We have no concrete information about Mangano’s plan, yet he wants residents to vote on a $400 million bond referendum on Aug. 1 to fund a new arena for the New York Islanders and a minor league baseball park. The Legislature voted on May 31 on a resolution authorizing the referendum, passing it 11-7.

But the Legislature, like county residents, has little information about the project. The only concrete detail is that the bond referendum, if it passes, would add $48 to the average resident’s property tax bill. Mangano says that cost could eventually be lowered — or eliminated — through a revenue-sharing plan with the Islanders, but a $400 million bill seems a pretty heavy hat to hang on one hook.

It seems that the threat that the Islanders might leave when their contract with the Coliseum ends in 2015 is being used to push this project through much more quickly than it should be. The Lighthouse project went through years of reviews and hearings. Why is Mangano’s plan exempt from this back-and-forth?

At last week’s meeting, Legislator Wayne H. Wink Jr., a Democrat from Roslyn, wisely proposed holding off on the referendum until Election Day, Nov. 8. His reasoning was twofold: First, it would save the county $2 million that it would cost to hold a special election. And second, many more residents would come out to vote in November than in the middle of the summer, when many people are at the beach or away on vacation.
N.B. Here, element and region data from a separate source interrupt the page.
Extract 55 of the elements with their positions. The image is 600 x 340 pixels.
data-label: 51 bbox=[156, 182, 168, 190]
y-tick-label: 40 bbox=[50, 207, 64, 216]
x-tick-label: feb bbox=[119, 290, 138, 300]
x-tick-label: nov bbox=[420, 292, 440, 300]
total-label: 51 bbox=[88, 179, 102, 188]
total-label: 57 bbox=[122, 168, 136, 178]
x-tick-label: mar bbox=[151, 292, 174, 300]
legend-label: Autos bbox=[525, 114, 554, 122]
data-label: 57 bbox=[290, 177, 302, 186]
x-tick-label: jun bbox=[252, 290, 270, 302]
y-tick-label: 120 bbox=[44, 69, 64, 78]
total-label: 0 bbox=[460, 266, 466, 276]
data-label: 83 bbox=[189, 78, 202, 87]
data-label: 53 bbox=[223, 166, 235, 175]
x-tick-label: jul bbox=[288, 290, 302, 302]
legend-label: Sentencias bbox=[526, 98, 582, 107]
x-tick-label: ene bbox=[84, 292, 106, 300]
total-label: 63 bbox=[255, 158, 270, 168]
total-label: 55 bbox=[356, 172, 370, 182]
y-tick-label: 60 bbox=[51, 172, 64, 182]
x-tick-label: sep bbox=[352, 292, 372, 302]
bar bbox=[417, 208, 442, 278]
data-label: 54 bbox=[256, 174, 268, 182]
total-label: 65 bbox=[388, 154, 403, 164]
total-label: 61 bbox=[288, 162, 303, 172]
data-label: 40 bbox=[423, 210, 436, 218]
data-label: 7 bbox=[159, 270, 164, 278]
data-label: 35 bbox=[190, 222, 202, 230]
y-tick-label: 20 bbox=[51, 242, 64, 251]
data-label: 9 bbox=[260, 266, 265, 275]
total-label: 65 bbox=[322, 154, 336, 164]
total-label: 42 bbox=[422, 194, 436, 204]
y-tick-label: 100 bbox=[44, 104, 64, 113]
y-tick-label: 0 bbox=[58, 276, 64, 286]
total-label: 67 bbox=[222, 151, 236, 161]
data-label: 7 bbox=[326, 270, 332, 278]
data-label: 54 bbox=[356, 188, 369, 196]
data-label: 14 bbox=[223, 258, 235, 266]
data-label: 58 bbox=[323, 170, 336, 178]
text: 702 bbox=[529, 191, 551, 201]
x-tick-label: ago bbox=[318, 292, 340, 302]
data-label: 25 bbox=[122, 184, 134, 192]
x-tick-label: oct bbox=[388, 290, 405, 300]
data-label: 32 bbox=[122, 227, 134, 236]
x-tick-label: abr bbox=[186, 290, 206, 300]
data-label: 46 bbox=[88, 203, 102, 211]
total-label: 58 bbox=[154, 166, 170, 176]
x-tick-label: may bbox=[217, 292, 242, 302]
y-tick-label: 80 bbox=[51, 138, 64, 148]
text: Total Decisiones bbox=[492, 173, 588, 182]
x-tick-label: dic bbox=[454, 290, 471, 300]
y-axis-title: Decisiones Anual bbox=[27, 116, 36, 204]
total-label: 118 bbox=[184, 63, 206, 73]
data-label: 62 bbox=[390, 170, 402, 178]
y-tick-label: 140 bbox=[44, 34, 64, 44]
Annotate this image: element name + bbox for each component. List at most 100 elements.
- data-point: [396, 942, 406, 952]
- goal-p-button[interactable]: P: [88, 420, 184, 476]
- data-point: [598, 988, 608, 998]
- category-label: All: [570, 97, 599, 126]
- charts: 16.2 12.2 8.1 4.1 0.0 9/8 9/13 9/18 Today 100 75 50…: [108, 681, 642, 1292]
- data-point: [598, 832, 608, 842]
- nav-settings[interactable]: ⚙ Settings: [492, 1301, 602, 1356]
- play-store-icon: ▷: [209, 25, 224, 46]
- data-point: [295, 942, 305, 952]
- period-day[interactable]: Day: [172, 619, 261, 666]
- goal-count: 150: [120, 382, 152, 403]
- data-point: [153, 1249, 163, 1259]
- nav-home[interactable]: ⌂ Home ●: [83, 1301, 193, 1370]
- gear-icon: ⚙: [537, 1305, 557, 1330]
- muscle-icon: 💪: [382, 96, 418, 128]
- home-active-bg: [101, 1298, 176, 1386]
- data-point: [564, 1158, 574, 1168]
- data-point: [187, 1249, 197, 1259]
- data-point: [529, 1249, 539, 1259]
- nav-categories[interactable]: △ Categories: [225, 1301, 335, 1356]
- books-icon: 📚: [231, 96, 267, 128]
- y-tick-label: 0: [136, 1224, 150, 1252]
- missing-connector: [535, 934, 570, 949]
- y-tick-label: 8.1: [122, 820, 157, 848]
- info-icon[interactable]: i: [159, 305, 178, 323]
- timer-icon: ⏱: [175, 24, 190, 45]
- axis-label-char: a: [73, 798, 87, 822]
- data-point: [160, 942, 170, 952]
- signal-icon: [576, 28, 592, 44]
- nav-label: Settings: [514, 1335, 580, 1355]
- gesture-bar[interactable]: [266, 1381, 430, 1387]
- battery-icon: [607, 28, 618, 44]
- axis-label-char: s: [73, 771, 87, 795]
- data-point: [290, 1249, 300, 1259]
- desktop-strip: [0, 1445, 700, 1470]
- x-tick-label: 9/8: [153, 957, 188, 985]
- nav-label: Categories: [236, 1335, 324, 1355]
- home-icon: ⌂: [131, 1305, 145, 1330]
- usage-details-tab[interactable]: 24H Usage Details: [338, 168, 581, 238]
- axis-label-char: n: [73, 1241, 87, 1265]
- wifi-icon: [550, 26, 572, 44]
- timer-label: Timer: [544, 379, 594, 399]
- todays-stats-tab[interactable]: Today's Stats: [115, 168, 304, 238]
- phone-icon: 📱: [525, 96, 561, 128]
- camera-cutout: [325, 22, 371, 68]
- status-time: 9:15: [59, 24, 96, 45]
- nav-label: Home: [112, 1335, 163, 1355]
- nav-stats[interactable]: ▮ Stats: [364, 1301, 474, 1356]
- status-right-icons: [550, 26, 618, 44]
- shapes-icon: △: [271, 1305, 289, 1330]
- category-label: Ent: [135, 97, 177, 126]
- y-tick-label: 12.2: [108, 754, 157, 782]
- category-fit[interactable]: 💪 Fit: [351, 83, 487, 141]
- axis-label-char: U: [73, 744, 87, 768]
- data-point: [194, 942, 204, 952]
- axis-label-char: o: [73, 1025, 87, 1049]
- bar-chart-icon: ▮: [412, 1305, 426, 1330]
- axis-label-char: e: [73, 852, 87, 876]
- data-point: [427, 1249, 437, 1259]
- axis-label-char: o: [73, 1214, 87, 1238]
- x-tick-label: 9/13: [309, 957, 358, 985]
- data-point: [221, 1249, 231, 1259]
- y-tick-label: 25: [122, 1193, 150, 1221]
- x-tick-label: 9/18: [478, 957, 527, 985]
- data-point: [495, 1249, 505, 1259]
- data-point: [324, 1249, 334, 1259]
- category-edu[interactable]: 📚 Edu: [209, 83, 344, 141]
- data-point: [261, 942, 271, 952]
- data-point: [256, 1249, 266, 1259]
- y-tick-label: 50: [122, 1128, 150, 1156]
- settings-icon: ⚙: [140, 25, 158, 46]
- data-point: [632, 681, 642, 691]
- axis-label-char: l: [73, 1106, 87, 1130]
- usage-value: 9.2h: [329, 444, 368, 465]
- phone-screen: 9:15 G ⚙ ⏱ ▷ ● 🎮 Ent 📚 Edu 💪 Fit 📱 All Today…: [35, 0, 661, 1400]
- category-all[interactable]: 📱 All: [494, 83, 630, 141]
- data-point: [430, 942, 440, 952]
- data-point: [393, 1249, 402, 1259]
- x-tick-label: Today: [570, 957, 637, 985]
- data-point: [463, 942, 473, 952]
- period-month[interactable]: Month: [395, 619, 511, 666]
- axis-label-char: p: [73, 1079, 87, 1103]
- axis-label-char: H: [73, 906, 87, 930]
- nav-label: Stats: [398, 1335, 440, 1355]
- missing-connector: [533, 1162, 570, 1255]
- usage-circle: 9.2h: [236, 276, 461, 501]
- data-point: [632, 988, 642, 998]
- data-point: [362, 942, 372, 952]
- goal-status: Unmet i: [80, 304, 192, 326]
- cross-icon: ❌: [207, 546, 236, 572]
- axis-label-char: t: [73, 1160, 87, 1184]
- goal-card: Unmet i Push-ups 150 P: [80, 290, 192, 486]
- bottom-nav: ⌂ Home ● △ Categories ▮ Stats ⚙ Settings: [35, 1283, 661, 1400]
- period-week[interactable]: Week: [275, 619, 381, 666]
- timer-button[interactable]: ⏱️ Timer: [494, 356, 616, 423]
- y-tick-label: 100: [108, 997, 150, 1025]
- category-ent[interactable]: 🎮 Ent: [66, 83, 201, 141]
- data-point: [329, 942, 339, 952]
Wink’s idea makes a lot of sense to us. Even though the Republicans in the Legislature say the vote has to happen now so union workers can get to work as soon as possible, we need to know much more about exactly what they’d be working on. A suggestion by Legislator David Denenberg, a Democrat from Merrick, that the vote be held on Primary Day, Sept. 15, also makes more sense than going ahead with an arbitrary mid-summer date.